Whole life insurance isn’t the right choice for everyone. The cost makes it prohibitive for many, and those looking for an aggressive investment vehicle will be disappointed in the returns they get from their whole life policy.
If you are a higher-wealth individual, however, and are searching for a way to defer taxes while accessing the policy’s value, a whole life policy may make sense as one component of your financial plan.
It may also be a good choice if you have difficulty with saving money by other means. The regular premiums become a kind of “forced” savings for you, with money building up almost without you noticing.
And if you want to provide for your loved ones in the event of your death, but suspect you may need an influx of cash down the road, whole life may be a perfect option.
Let’s say, for example, that you have three children, all under the age of five. You want a policy to protect your family, of course, but you are also looking ahead to college tuition in 15 years or so. By that time, you will have built enough equity in the policy to pay off some of those college bills.
Alternatives to whole life insurance
If whole life insurance doesn’t fit in with your financial plans, you still have some solid options for life insurance.
As we’ve said, term insurance is an excellent option if you want a simple policy with one purpose: paying a death benefit to your heirs. It’s inexpensive and you can choose just how long you’d like the policy to remain in force. The drawback? There’s no cash value to the policy, and once the term ends, you no longer have coverage.

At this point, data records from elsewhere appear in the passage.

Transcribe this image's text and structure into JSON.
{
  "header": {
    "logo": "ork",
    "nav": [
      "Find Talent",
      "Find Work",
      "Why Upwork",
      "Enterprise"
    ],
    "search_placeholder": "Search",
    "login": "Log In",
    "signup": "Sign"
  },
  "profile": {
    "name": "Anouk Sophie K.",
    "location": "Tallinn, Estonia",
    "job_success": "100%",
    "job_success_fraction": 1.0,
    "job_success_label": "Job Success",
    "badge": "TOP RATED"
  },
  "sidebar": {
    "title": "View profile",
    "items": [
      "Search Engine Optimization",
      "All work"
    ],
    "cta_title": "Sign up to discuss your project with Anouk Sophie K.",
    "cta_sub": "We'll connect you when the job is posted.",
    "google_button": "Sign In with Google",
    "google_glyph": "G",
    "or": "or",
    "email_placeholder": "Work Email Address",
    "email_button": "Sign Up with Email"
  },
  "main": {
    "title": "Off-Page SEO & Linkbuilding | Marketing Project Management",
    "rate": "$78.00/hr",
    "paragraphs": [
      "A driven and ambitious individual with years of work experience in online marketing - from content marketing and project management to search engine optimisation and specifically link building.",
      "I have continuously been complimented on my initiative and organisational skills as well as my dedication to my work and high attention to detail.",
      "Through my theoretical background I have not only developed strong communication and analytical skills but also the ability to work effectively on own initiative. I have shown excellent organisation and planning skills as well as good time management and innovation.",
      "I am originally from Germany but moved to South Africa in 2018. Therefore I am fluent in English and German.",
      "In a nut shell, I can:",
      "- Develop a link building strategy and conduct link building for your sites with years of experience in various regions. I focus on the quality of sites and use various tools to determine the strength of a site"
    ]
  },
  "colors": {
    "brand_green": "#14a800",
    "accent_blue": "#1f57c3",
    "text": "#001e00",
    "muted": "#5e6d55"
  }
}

Like whole life, universal life is a type of permanent insurance that stays in force as long as you pay the premium. There are a couple of different types of universal life, based on how the cash value is allocated. Indexed universal life is tied to a market index and will fluctuate accordingly. Guaranteed universal life is a low-risk option that protects your investment. Variable universal life is similar to indexed, but allows you to diversify your investment through money market accounts.
Guaranteed issue life insurance
Most life insurance requires you to take a medical exam when you apply, but guaranteed life does not. This makes it a good option if you are older or have health concerns. Like other permanent policies, it pays a death benefit and there is a cash value that builds over time. It generally has a low maximum death benefit, often around $25,000.
Final expense insurance
Also known as burial insurance, final expense insurance is a type of guaranteed policy that does not require a medical exam, and is intended primarily for your heirs to be able to pay for the costs of your funeral and other post-mortem bills. Like other forms of guaranteed policies, it has a low payout cap that’s generally around $25,000.
Frequently asked questions
Can I earn money with my whole life policy?
You’ll earn some interest on the cash value of your policy. Your insurer will invest the cash value portion of your policy in low-risk accounts that will build equity, but not as fast as if you had invested the money in another vehicle, such as a money market fund.
How long does it take before I can draw on the cash value of my policy?
Generally, you’ll want to leave the cash value alone for a decade or so. At the beginning of your policy period, most of your premium will go to administrative fees and building the death benefit. It will be some years before there is significant accumulation in the cash value portion of the policy.
How much whole life insurance do I need?
The amount of life insurance you need varies from person to person. One way to calculate it is to consider a policy that is 10 to 15 times as much as your annual income. Depending on your responsibilities, however, you may require additional resources.